By Will Barber – Taylor
Dark. Deadly. Brutal. Charming. Sadistic. These are all adjectives that perfectly sum up not only James Bond but his creator Ian Fleming. Sky’s new TV series, Fleming follows the adventures of Fleming from roguish playboy to naval intelligence officer. Starring Dominic Cooper as the titular Fleming with the ever wonderful Lara Puller as Fleming’s future wife, Ann Charteris, the series takes us back to the Second World War via Fleming reminiscing on the origins of Bond.
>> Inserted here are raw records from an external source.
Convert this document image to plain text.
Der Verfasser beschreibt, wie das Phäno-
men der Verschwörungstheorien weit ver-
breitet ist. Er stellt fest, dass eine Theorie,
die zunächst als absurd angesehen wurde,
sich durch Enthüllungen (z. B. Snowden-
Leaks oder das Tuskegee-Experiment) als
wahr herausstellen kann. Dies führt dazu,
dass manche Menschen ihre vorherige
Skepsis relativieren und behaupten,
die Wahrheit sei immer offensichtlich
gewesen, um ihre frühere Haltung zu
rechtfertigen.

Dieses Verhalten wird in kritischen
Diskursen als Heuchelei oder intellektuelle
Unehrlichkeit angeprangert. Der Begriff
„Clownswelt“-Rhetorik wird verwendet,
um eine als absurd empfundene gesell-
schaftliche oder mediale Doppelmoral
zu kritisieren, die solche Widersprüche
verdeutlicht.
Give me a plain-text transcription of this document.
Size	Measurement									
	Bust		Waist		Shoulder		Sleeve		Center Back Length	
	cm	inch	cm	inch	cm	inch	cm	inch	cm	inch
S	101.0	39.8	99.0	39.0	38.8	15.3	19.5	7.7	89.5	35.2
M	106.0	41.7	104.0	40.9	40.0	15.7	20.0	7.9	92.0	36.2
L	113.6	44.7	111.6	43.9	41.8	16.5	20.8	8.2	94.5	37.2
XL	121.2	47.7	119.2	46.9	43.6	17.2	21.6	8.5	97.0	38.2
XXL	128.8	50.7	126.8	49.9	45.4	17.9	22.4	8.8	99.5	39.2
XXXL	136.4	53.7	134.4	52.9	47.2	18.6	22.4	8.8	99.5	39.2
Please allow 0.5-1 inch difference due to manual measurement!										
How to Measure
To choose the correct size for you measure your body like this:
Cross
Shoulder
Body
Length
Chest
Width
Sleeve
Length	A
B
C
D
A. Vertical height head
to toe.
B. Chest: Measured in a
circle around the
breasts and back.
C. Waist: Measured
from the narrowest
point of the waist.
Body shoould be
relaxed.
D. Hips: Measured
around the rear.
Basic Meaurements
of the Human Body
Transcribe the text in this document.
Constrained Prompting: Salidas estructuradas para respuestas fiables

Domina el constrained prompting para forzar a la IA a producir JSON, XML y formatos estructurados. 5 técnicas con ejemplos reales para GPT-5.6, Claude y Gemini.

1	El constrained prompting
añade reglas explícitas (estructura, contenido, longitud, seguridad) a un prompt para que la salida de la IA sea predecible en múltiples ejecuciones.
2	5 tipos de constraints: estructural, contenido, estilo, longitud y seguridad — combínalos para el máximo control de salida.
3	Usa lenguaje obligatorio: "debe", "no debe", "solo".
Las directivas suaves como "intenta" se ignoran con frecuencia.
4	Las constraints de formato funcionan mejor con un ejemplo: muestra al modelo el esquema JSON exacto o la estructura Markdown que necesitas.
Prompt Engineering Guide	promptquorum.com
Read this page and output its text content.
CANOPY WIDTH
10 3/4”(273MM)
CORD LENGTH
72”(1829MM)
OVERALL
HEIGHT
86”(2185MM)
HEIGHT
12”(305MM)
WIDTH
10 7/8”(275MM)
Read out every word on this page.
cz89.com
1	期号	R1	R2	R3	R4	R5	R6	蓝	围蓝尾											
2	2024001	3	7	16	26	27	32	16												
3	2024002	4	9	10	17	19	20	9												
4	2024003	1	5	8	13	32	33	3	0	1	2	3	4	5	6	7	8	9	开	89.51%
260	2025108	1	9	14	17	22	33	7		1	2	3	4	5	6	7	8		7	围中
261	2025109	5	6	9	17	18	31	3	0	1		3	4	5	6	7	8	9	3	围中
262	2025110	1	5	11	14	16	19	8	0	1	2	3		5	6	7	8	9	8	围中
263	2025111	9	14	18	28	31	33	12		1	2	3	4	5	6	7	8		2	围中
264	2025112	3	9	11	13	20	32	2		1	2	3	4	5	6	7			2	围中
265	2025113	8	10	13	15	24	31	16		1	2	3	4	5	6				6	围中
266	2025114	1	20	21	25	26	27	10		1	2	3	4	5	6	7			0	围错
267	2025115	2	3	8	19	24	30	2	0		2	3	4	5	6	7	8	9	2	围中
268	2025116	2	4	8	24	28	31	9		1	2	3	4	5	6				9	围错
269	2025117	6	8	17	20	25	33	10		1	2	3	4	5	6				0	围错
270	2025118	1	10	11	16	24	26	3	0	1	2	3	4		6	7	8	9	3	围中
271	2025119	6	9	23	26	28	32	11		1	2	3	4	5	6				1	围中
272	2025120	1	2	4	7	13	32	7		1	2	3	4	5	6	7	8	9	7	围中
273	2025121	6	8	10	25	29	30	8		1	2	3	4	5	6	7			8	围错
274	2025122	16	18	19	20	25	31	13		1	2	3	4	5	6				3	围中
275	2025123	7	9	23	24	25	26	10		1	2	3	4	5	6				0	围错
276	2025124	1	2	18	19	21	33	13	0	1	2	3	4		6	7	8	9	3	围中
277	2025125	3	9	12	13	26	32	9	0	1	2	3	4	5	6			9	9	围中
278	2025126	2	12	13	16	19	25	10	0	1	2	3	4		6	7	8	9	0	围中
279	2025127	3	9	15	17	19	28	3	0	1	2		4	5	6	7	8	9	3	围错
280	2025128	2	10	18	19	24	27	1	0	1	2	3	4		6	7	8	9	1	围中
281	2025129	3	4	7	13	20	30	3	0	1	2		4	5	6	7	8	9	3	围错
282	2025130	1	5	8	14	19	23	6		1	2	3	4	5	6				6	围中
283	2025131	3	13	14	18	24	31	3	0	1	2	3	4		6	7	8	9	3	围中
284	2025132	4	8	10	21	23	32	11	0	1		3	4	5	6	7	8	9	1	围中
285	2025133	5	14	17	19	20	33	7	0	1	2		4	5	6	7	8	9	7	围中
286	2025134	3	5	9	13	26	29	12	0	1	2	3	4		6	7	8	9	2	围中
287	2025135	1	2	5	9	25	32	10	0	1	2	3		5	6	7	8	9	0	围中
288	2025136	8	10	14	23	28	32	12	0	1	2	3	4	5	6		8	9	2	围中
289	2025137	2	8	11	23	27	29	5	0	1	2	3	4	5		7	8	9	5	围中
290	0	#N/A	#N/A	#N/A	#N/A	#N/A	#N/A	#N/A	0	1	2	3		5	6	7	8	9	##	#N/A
In this final episode Fleming comes to the end of his tenure in Naval Intelligence by going on a mission to Germany to retrieve documents relating to the Germans Atom Bomb project. The whole episode builds up to this great sequence by continuing to mention Fleming’s lack of action and the fact that his hero brother, Peter is now stuck behind a desk. When he hears of some action, Fleming insists to his new commanding officer that he is the only man who can go behind the lines to collect the papers and save the day. Convincing him that this is the truth, Fleming is sent off to Berlin to capture the documents.
After meeting up with a member of his 30 Squadron, Fleming embarks for the German’s abandoned base. After meeting some Americans who warn him about rogue German officers, nicknamed “werewolves” hanging around the forest, Fleming enters the complex but he soon finds that the Germans are on their way. What follows is a tense, wonderfully filmed sequence in which the Germans chase Fleming down the corridors of the castle in which the papers are located. The whole scene is probably the best shot, acted and directed of the series keeping us interested throughout what otherwise could have been a boring action sequence (like every scene in any Die Hard film) into a wonderfully thrilling sequence.
After this the show begins to wrap up with Fleming resigning his commission with Naval Intelligence. We see a few near misses but as the series ends, Ann marries Rothermere which of course is not permanent as we know from the beginning of the series.
Fleming has proven to be a fantastic show, with much depth, drama and atmosphere. It does not present us with a lily white goody goody figure or someone who is presented as Richard III. It shows us a real human being with all the faults and virtues that any person has. Fundamentally, that is why I’d recommend Fleming. It gives us a great vision of a human being interacting with other people around him without any of them being a jaundiced stereotype.